According to the organization, adults should be consuming only 1,500 mg of salt in a day. This is important because over-consuming sodium can cause as many as 100,000 deaths annually in the United States and requires about $20 billion for the cost of health-care that ensues.

A study about the Global Burden of Disease lays an estimate that excessive sodium intake leads to between 1 million to 5 million deaths all over the world annually.

This means that the costs incurred over decades have been enormous and have led to health experts issuing warnings for high-salt diets to be an added risk for good health.

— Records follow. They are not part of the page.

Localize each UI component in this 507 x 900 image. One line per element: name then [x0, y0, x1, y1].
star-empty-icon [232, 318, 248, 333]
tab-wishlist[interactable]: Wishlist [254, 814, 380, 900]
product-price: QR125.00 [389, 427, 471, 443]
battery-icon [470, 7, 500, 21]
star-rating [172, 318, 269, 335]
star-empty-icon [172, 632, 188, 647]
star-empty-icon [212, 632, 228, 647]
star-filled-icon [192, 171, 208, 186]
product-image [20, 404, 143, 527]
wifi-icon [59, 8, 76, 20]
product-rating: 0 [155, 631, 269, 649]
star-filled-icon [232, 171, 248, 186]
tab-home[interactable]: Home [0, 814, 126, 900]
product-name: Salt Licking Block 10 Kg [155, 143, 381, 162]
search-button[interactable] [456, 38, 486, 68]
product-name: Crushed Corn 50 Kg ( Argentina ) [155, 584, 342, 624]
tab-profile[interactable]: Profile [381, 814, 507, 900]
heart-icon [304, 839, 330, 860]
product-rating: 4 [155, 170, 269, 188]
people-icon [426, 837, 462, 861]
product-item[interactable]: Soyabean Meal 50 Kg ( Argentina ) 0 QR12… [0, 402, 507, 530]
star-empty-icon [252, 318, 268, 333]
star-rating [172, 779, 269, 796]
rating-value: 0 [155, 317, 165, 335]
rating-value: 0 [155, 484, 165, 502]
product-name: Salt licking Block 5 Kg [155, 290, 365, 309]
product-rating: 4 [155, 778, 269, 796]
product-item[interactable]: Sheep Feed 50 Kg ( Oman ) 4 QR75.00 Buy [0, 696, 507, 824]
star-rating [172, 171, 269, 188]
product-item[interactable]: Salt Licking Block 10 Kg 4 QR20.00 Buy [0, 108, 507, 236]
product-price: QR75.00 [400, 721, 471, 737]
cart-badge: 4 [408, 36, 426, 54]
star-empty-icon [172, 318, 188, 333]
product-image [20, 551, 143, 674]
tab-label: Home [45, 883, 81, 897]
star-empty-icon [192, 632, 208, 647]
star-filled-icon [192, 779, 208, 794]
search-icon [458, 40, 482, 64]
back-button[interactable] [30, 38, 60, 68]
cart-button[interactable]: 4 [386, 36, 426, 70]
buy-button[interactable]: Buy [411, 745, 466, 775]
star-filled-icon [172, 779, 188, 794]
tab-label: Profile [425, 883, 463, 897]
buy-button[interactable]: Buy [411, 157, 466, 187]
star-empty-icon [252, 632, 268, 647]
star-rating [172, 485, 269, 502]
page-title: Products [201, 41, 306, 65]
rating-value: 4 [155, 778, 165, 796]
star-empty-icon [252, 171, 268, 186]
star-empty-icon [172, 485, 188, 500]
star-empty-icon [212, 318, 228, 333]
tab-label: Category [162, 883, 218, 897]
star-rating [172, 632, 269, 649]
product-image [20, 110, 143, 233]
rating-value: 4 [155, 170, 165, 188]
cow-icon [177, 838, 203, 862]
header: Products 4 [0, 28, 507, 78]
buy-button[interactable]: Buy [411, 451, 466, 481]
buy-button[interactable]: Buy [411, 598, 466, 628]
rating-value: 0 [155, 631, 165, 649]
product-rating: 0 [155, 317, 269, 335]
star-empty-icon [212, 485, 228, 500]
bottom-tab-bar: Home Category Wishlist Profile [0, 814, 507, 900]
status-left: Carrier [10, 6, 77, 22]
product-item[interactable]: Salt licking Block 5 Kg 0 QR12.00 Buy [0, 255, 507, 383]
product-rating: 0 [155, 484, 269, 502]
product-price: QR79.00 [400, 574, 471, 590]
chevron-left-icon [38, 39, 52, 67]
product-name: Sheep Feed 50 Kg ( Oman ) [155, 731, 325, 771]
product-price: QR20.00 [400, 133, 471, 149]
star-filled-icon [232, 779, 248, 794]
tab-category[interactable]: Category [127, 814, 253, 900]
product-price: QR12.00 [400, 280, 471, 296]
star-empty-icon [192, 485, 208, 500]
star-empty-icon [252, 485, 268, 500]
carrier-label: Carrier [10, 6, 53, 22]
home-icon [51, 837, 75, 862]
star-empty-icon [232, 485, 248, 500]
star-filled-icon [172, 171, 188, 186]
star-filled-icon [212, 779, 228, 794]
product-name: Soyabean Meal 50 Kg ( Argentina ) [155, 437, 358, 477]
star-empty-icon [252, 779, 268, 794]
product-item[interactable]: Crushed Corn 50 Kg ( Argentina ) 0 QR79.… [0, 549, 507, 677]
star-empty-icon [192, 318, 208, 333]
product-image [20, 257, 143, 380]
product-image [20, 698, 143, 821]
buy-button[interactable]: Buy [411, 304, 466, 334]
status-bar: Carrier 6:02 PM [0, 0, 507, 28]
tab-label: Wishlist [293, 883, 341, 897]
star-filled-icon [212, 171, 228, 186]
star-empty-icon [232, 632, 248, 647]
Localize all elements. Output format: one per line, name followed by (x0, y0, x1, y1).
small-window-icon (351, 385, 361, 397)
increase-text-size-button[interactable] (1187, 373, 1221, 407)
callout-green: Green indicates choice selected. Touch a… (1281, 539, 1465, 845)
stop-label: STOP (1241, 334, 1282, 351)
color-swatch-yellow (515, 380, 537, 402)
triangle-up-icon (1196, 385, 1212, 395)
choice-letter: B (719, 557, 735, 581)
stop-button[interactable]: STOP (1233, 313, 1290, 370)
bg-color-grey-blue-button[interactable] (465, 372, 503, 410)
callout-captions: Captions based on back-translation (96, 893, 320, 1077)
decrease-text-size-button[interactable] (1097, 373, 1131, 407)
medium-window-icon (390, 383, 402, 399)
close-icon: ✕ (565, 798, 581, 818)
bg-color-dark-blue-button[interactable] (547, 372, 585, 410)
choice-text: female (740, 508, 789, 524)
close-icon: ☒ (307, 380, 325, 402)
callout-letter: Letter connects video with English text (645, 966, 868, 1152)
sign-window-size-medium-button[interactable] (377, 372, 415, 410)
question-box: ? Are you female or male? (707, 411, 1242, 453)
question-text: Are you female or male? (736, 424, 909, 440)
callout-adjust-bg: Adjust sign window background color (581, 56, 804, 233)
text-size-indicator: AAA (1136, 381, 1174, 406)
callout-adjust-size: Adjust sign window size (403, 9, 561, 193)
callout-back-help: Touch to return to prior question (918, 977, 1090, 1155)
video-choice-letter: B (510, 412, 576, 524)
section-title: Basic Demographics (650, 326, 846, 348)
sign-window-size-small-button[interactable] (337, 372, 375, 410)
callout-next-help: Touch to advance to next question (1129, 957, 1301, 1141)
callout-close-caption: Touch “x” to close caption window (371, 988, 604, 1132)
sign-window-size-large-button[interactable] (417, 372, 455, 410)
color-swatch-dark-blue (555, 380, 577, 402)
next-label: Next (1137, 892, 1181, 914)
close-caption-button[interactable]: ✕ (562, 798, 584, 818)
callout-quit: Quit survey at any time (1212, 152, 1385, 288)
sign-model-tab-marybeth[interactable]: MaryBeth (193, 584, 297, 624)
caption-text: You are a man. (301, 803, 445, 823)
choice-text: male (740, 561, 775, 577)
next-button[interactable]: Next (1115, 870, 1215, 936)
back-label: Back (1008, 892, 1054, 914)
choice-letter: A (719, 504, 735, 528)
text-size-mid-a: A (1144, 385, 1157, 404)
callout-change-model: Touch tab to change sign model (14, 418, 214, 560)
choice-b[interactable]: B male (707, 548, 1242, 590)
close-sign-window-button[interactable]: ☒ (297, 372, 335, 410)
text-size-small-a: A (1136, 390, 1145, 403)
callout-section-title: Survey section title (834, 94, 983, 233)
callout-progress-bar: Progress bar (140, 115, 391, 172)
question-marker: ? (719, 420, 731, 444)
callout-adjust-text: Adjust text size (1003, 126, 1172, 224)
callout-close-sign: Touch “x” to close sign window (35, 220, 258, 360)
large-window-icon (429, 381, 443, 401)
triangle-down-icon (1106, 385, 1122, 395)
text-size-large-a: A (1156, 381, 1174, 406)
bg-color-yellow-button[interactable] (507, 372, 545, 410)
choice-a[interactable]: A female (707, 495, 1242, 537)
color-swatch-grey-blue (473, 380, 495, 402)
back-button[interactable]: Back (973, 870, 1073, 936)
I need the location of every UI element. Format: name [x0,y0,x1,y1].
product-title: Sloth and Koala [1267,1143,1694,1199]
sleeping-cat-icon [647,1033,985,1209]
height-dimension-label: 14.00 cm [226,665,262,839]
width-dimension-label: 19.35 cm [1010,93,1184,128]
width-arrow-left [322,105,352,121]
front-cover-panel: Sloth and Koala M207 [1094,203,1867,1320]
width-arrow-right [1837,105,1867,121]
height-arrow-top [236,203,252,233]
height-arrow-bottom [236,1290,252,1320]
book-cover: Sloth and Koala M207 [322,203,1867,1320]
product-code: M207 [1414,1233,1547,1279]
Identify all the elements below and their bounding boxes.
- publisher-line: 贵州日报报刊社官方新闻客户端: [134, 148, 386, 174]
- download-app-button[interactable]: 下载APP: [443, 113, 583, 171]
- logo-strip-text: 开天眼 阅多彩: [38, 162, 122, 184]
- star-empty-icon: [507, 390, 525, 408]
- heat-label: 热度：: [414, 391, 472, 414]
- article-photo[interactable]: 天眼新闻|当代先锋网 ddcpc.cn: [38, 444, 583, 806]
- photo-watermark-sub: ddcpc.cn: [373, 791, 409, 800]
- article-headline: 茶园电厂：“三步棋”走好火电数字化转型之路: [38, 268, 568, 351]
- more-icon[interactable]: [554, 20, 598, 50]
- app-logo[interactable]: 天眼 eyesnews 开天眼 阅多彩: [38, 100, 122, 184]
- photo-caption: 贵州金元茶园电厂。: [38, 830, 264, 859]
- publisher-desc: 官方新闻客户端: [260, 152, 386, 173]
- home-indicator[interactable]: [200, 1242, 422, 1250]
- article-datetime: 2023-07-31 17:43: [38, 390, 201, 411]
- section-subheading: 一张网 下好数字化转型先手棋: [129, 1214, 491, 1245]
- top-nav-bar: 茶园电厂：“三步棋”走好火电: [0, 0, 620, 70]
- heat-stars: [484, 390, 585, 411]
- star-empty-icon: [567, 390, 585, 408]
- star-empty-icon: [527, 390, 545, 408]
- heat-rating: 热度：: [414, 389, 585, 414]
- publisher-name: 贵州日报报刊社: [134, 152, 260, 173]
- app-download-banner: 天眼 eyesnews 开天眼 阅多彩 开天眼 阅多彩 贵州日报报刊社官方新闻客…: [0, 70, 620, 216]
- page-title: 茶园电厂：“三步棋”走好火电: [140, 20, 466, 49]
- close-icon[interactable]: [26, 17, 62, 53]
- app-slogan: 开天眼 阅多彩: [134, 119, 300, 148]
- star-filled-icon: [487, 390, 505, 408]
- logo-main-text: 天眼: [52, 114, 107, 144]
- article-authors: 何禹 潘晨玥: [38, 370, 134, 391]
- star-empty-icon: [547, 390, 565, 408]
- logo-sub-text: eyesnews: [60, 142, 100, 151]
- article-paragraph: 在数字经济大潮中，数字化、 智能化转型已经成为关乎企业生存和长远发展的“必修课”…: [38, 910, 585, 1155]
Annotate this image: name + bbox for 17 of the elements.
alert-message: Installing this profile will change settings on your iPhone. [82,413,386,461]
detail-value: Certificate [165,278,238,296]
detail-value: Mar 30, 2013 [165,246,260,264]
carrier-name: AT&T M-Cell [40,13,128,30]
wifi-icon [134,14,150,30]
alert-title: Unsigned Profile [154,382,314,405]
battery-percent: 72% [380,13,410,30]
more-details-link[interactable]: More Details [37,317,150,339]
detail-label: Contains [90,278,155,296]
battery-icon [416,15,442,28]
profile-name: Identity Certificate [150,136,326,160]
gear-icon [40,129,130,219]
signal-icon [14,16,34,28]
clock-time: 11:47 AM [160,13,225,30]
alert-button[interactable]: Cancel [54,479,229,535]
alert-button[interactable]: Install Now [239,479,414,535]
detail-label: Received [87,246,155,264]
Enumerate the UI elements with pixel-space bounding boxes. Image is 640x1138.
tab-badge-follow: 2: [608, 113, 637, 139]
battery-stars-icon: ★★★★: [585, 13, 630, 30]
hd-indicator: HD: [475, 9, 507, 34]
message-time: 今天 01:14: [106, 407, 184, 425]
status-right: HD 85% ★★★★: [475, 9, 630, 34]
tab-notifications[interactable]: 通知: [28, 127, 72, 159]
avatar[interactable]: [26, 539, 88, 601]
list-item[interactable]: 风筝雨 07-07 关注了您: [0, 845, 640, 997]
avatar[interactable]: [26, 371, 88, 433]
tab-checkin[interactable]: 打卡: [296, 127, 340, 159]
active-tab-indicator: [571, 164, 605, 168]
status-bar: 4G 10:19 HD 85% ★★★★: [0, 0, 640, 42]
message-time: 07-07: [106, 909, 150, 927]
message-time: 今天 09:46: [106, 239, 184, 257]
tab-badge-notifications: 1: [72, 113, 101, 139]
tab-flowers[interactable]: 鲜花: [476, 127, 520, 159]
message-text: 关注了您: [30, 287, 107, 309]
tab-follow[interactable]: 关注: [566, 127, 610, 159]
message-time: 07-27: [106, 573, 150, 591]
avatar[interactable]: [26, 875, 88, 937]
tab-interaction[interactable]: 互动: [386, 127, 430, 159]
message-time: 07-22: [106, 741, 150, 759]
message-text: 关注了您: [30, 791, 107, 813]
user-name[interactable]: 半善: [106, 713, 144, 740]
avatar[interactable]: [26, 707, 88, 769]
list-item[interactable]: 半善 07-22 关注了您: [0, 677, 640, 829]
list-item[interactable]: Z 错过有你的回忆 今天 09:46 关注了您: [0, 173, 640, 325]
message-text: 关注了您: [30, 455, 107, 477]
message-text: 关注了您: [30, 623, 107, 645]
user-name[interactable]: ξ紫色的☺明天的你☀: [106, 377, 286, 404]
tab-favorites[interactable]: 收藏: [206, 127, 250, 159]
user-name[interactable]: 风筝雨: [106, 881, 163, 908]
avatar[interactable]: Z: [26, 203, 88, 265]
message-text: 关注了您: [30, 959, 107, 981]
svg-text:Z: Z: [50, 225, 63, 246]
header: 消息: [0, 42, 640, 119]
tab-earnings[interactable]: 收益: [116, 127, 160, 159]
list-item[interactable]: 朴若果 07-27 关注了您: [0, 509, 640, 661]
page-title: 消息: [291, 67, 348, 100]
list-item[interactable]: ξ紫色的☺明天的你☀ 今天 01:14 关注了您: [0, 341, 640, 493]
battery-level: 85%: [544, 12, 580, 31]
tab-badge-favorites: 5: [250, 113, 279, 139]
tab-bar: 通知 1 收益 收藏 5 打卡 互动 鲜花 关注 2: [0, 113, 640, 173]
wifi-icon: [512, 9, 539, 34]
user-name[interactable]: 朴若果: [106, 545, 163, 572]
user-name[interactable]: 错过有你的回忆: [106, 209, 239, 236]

The Dietary Guidelines for Americans usually put up recommendations as instructed by the government. They have long since urged Americans to choose to consume safe amounts of salt since it was first set up in 1980.

The issue with the whole case is the fact that recommendations can only go so far and over the span of the previous 30 years, salt consumption has not changed as was hoped.

About 75 percent of the total sodium we eat is found in common salt and ingredients that food companies include in packaged and restaurant food. Fewer than 15 percent of salt that most of the people eat is added when they cook or while they eat.

Also Read: People with Lower Body Fat are at Reduced Risk of Hypertension- American Heart Association Report

This is why public health officials prioritize getting companies to reduce salt content in their products since they usually account for 75 percent of the total salt consumption and because its easier than motivating a good hundred million people to give up on it when it constitutes almost all of the packaged foods we see in stores.

While some countries have sought help from volunteer program approaches, the US however has struggled with implementing such a model.

Regardless of the challenges that governments face implementing regulations on salt in products, people need to also be more aware of what they’re consuming and what will benefit them in the long run and what will not.